[sc34wg3] revised draft Reference Model document N0298

Martin Bryan sc34wg3@isotopicmaps.org
Thu, 11 Apr 2002 10:40:16 +0100


I'm confused about Steve Newcombe's assertion that:

>* Any node that serves as the R end of any CR arc:

   * MAY serve as the R end of any number of CR arcs, and

   * CANNOT serve as the A end of any AC or AP arc, and

   * CANNOT serve as the P end of any AP arc, and

   * CANNOT serve as the C end of any CR, Cx, or AC arc.

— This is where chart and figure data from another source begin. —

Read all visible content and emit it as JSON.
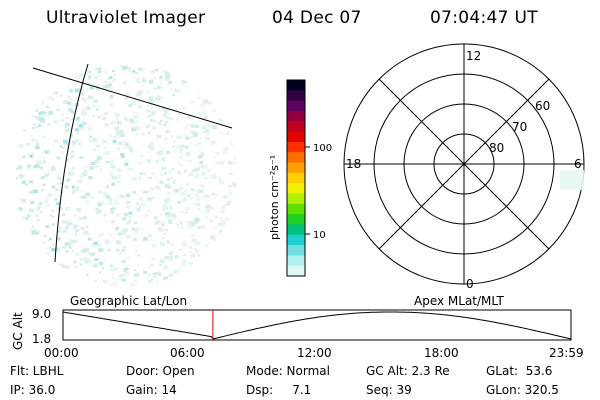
{
  "header": {
    "title": "Ultraviolet Imager",
    "date": "04 Dec 07",
    "time": "07:04:47 UT"
  },
  "panels": {
    "left_caption": "Geographic Lat/Lon",
    "right_caption": "Apex MLat/MLT"
  },
  "colorbar": {
    "label": "photon cm⁻²s⁻¹",
    "ticks": [
      "100",
      "10"
    ],
    "colors": [
      "#000020",
      "#300040",
      "#600060",
      "#900040",
      "#c00020",
      "#e00000",
      "#ff3000",
      "#ff7000",
      "#ffa000",
      "#ffd000",
      "#f0f000",
      "#b0f000",
      "#60e000",
      "#20d020",
      "#00c080",
      "#20d0d0",
      "#70e0e0",
      "#b0f0f0",
      "#e0f8f8"
    ]
  },
  "polar": {
    "mlt_labels": {
      "top": "12",
      "bottom": "0",
      "left": "18",
      "right": "6"
    },
    "lat_labels": [
      "60",
      "70",
      "80"
    ]
  },
  "altitude_plot": {
    "ylabel": "GC Alt",
    "yticks": [
      "9.0",
      "1.8"
    ],
    "xticks": [
      "00:00",
      "06:00",
      "12:00",
      "18:00",
      "23:59"
    ],
    "current_time_marker_hours": 7.08
  },
  "info": {
    "col1": [
      "Flt: LBHL",
      "IP: 36.0"
    ],
    "col2": [
      "Door: Open",
      "Gain: 14"
    ],
    "col3": [
      "Mode: Normal",
      "Dsp:     7.1"
    ],
    "col4": [
      "GC Alt: 2.3 Re",
      "Seq: 39"
    ],
    "col5": [
      "GLat:  53.6",
      "GLon: 320.5"
    ]
  }
}
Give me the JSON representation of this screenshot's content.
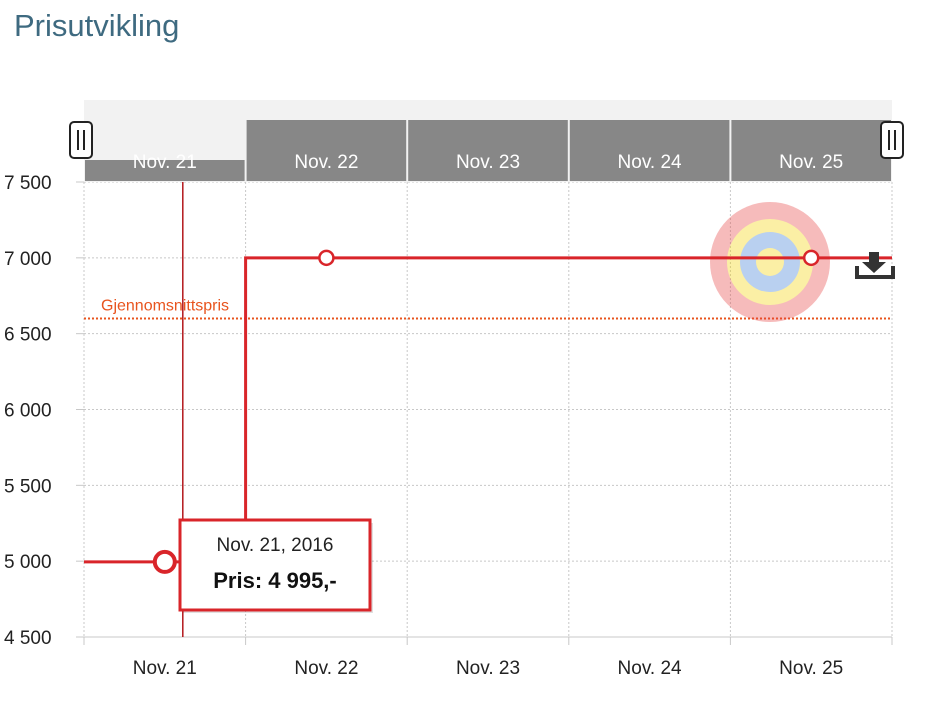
{
  "page": {
    "title": "Prisutvikling"
  },
  "chart_data": {
    "type": "line",
    "step": true,
    "categories": [
      "Nov. 21",
      "Nov. 22",
      "Nov. 23",
      "Nov. 24",
      "Nov. 25"
    ],
    "navigator_labels": [
      "Nov. 21",
      "Nov. 22",
      "Nov. 23",
      "Nov. 24",
      "Nov. 25"
    ],
    "series": [
      {
        "values": [
          4995,
          7000,
          7000,
          7000,
          7000
        ],
        "color": "#d9252a"
      }
    ],
    "y_ticks": [
      "7 500",
      "7 000",
      "6 500",
      "6 000",
      "5 500",
      "5 000",
      "4 500"
    ],
    "y_tick_values": [
      7500,
      7000,
      6500,
      6000,
      5500,
      5000,
      4500
    ],
    "ylim": [
      4500,
      7500
    ],
    "average": {
      "label": "Gjennomsnittspris",
      "value": 6600,
      "color": "#e8541e"
    },
    "tooltip": {
      "date": "Nov. 21, 2016",
      "text": "Pris: 4 995,-"
    },
    "grid": true,
    "colors": {
      "line": "#d9252a",
      "average": "#e8541e",
      "navigator": "#878787",
      "title": "#3e6a80"
    }
  },
  "toolbar": {
    "download_icon": "download-icon"
  }
}
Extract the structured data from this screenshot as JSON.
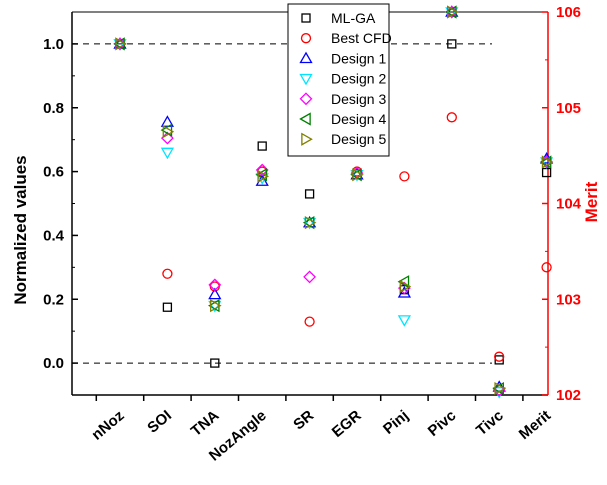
{
  "chart_data": {
    "type": "scatter",
    "categories": [
      "nNoz",
      "SOI",
      "TNA",
      "NozAngle",
      "SR",
      "EGR",
      "Pinj",
      "Pivc",
      "Tivc",
      "Merit"
    ],
    "ylabel": "Normalized values",
    "ylabel_right": "Merit",
    "ylim": [
      -0.1,
      1.1
    ],
    "yticks": [
      "0.0",
      "0.2",
      "0.4",
      "0.6",
      "0.8",
      "1.0"
    ],
    "ylim_right": [
      102,
      106
    ],
    "yticks_right": [
      "102",
      "103",
      "104",
      "105",
      "106"
    ],
    "reference_lines": [
      0.0,
      1.0
    ],
    "legend_position": "top-center",
    "series": [
      {
        "name": "ML-GA",
        "marker": "square",
        "color": "#000000",
        "values": [
          1.0,
          0.175,
          0.0,
          0.68,
          0.53,
          0.59,
          0.23,
          1.0,
          0.01,
          0.597
        ]
      },
      {
        "name": "Best CFD",
        "marker": "circle",
        "color": "#ff0000",
        "values": [
          1.0,
          0.28,
          0.24,
          0.6,
          0.13,
          0.6,
          0.585,
          0.77,
          0.02,
          0.3
        ]
      },
      {
        "name": "Design 1",
        "marker": "triangle-up",
        "color": "#0000ff",
        "values": [
          1.0,
          0.755,
          0.215,
          0.57,
          0.44,
          0.59,
          0.22,
          1.1,
          -0.075,
          0.64
        ]
      },
      {
        "name": "Design 2",
        "marker": "triangle-down",
        "color": "#00e5ff",
        "values": [
          1.0,
          0.66,
          0.18,
          0.58,
          0.44,
          0.59,
          0.135,
          1.1,
          -0.09,
          0.63
        ]
      },
      {
        "name": "Design 3",
        "marker": "diamond",
        "color": "#ff00ff",
        "values": [
          1.0,
          0.705,
          0.245,
          0.605,
          0.27,
          0.595,
          0.235,
          1.1,
          -0.085,
          0.63
        ]
      },
      {
        "name": "Design 4",
        "marker": "triangle-left",
        "color": "#008000",
        "values": [
          1.0,
          0.73,
          0.18,
          0.59,
          0.44,
          0.59,
          0.255,
          1.1,
          -0.08,
          0.63
        ]
      },
      {
        "name": "Design 5",
        "marker": "triangle-right",
        "color": "#808000",
        "values": [
          1.0,
          0.725,
          0.18,
          0.585,
          0.44,
          0.59,
          0.24,
          1.1,
          -0.08,
          0.63
        ]
      }
    ]
  }
}
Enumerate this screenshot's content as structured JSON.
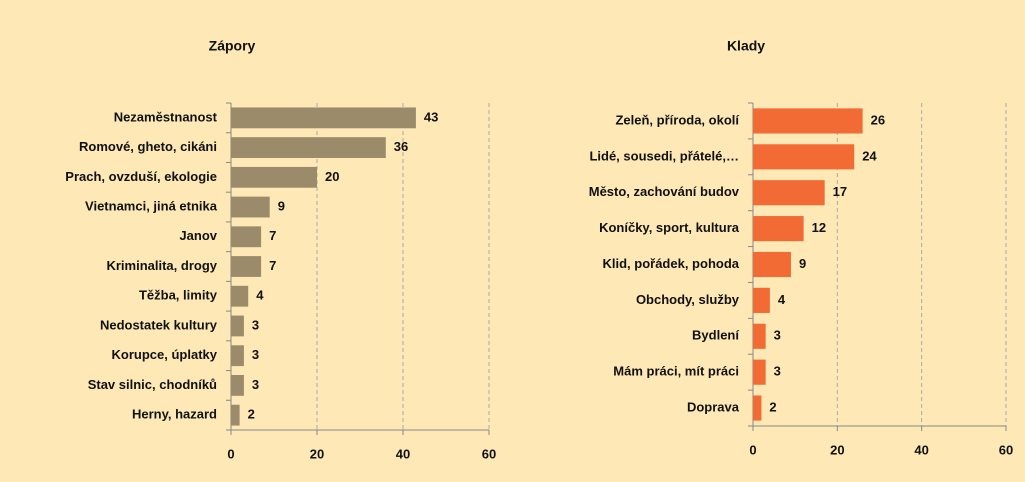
{
  "chart_data": [
    {
      "type": "bar",
      "orientation": "horizontal",
      "title": "Zápory",
      "categories": [
        "Nezaměstnanost",
        "Romové, gheto, cikáni",
        "Prach, ovzduší, ekologie",
        "Vietnamci, jiná etnika",
        "Janov",
        "Kriminalita, drogy",
        "Těžba, limity",
        "Nedostatek kultury",
        "Korupce, úplatky",
        "Stav silnic, chodníků",
        "Herny, hazard"
      ],
      "values": [
        43,
        36,
        20,
        9,
        7,
        7,
        4,
        3,
        3,
        3,
        2
      ],
      "color": "#9b8b6b",
      "xlim": [
        0,
        60
      ],
      "xticks": [
        0,
        20,
        40,
        60
      ],
      "grid": true
    },
    {
      "type": "bar",
      "orientation": "horizontal",
      "title": "Klady",
      "categories": [
        "Zeleň, příroda, okolí",
        "Lidé, sousedi, přátelé,…",
        "Město, zachování budov",
        "Koníčky, sport, kultura",
        "Klid, pořádek, pohoda",
        "Obchody, služby",
        "Bydlení",
        "Mám práci, mít práci",
        "Doprava"
      ],
      "values": [
        26,
        24,
        17,
        12,
        9,
        4,
        3,
        3,
        2
      ],
      "color": "#f26a34",
      "xlim": [
        0,
        60
      ],
      "xticks": [
        0,
        20,
        40,
        60
      ],
      "grid": true
    }
  ]
}
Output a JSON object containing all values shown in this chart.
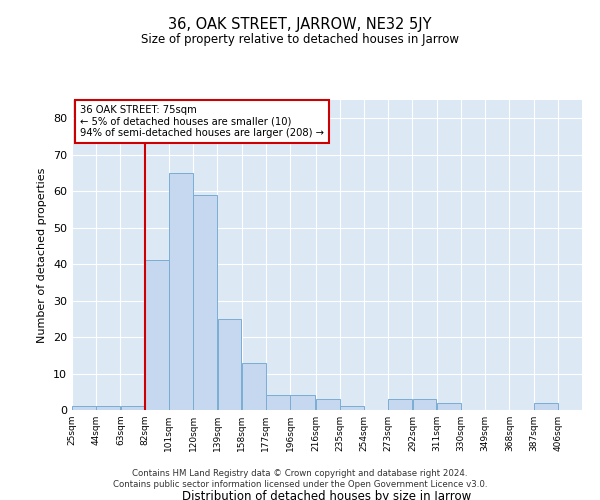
{
  "title": "36, OAK STREET, JARROW, NE32 5JY",
  "subtitle": "Size of property relative to detached houses in Jarrow",
  "xlabel": "Distribution of detached houses by size in Jarrow",
  "ylabel": "Number of detached properties",
  "bin_labels": [
    "25sqm",
    "44sqm",
    "63sqm",
    "82sqm",
    "101sqm",
    "120sqm",
    "139sqm",
    "158sqm",
    "177sqm",
    "196sqm",
    "216sqm",
    "235sqm",
    "254sqm",
    "273sqm",
    "292sqm",
    "311sqm",
    "330sqm",
    "349sqm",
    "368sqm",
    "387sqm",
    "406sqm"
  ],
  "bar_heights": [
    1,
    1,
    1,
    41,
    65,
    59,
    25,
    13,
    4,
    4,
    3,
    1,
    0,
    3,
    3,
    2,
    0,
    0,
    0,
    2,
    0
  ],
  "bar_color": "#c5d8f0",
  "bar_edgecolor": "#7aadd4",
  "vline_color": "#cc0000",
  "annotation_text": "36 OAK STREET: 75sqm\n← 5% of detached houses are smaller (10)\n94% of semi-detached houses are larger (208) →",
  "annotation_box_color": "#ffffff",
  "annotation_box_edgecolor": "#cc0000",
  "ylim": [
    0,
    85
  ],
  "yticks": [
    0,
    10,
    20,
    30,
    40,
    50,
    60,
    70,
    80
  ],
  "footer1": "Contains HM Land Registry data © Crown copyright and database right 2024.",
  "footer2": "Contains public sector information licensed under the Open Government Licence v3.0.",
  "plot_bg_color": "#dce9f5",
  "grid_color": "#ffffff",
  "bin_edges": [
    25,
    44,
    63,
    82,
    101,
    120,
    139,
    158,
    177,
    196,
    216,
    235,
    254,
    273,
    292,
    311,
    330,
    349,
    368,
    387,
    406,
    425
  ]
}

   The subject of such a node is always a role (or,
   using the jargon established in HyTM, a "role
   type").

How does a HyTM occurs element that has both an implied occrl (as indicated
by the name of the element) and a type attribute that indicates the Topic
whose names/characterizes the topic type create a node that Cannot serve as
the A node of any AC or AP arc? Surely there is nothing in ISO 13250 that
stops a topic being used to name both a role and an assertion. O298 states
that "Each assertion asserts the existence of a strongly-typed relationship
between some specific set of subjects of conversation" and "The ontologies
of Applications may include an unbounded number of kinds of assertions."
Given I choose to use a topic whose name is "PublishedBy" as the type of an
occurrence element (so that I can have documents published by people who are
not defined as topics) why cannot I also have an association that asserts,
where books are published by people mentioned in the topic map, that the
same topic serves as the name of an association? Would this latter case have
to be a role or would it be, as I feel it should, an assertion?